Return of the Sentimental Swordsman (1981)
We see the same character several years later and get to watch some martial arts moping. A couple of cool sword-fights, but a weak plot that relies on people being even dumber than usual. If you like the characters from the last film, it’s worth watching.

Perils of the Sentimental Swordsman (1982) 
I think it’s supposed to be the same character, but the plot of the last two movies doesn’t matter, only the main character returns, and the tone’s all over the place. Plus some gay panic moments played (of course) for laughs. Clearly they had a script laying around and plugged it into the series. It’s OK, but does have a great town of criminals set-piece which you could adapt for a game.

The Supreme Swordsman (1984)
Has great and gameable bits to it. There’s lost clan arts, mystical secrets, and a strange training gauntlet for the hero. The villain’s compelling and gets just as much screen time as our hero. In fact, the villain’s more interesting. He fights swordmasters to get their weapons to complete his collection. Of course the final fight takes place in the villa housing his 99 sword trophies.

There’s cool world building going on throughout. We find out pieces, but there’s a ton left unstated. That’s my favorite kind of stuff. The film has two great sequences. First, when the villain comes to challenge the venerable sword master, the elder defeats him with a paint brush. It’s a great visual moment as he paints a line of black across the villain’s throat. Later during their rematch, the sword master simply breaks his own blade and drops it, leaving the villain nothing to fight him for. A good film, though there’s an extended wtf section in the middle.

If you watch this, keep in mind it came out the same year as Ghostbusters, The Terminator, and Dune.

Swordsman & Enchantress (1978)
Ho boy. This one goes in unexpected directions. Most other films on this list have some coherency. They get weird in places, but this one has serious wtf twists and turns. It also leans hard into the wuxia dramatic principle: heroes are dumb. Unless you’re in a story specifically about detectives, your wandering wulin characters will walk into every trap, ignore every warning sign, drink every potion, and be fooled by every disguise.

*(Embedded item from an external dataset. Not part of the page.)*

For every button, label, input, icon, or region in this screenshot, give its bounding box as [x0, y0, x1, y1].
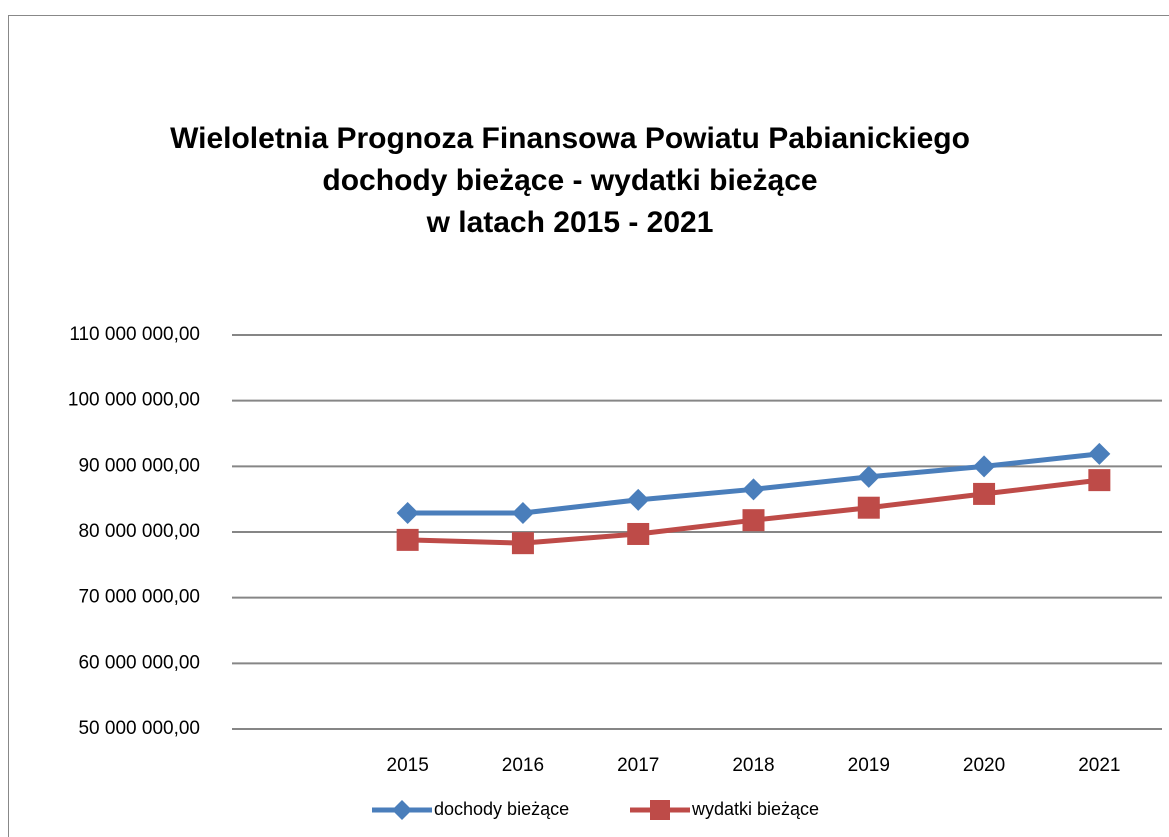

The movie has severe problems with space and time. We get from point A to B with no explanation and things which shouldn’t be close together are. For example the hero gets attacked in his mountain house. He runs maybe fifty feet to find himself at the secret door to secret villainous house. Was he living next door to it the whole time? There’s lots of bits like that.

Also, there’s no enchantress in the movie.

It wins me over because Ti Lung’s so good as the rough, barbarian warrior living in the mountains in a super nice and ornate house…weird.

But the movie also has a shrunken villa and miniaturized martial artists. The translation calls them puppets when I think they means dolls, but whatevs. It’s nuts. Great and gameable.

And the villain’s plot? It makes absolutely no sense when you actually think about it. It’s worse than the JJ Abrams Star Trek movies. I mean, no sense. For example, when a villain wants to frame the hero, she instructs the guards she’s robbed to tell their master that “Xiao stole their treasure.” Everyone just goes along with that, “well, obviously he did it because the person who robbed me who clearly isn’t them said so.” That happens several times.

Fun and has a couple of solid female characters, especially the young villain.

The Deadly Breaking Sword (1979)
The only one of these I’d watched before. It’s one of my favorites and I’m not quite sure why. One of our two protagonists seems like a villain at the start, but he’s called out on some of his arrogance. Our other protagonist is a skillful but comic character who’s charming until he drops a woman headfirst down a well. I like the actual villains of the story and the final fight with an acupuncture-revived transformed warrior. Some good bits to steal, especially the jail break out. That sequence feels like a PC going “f*ck it, the only way to solve this problem is to ride a long ways, break this dude out, and get him to say who the bad guy actually is.”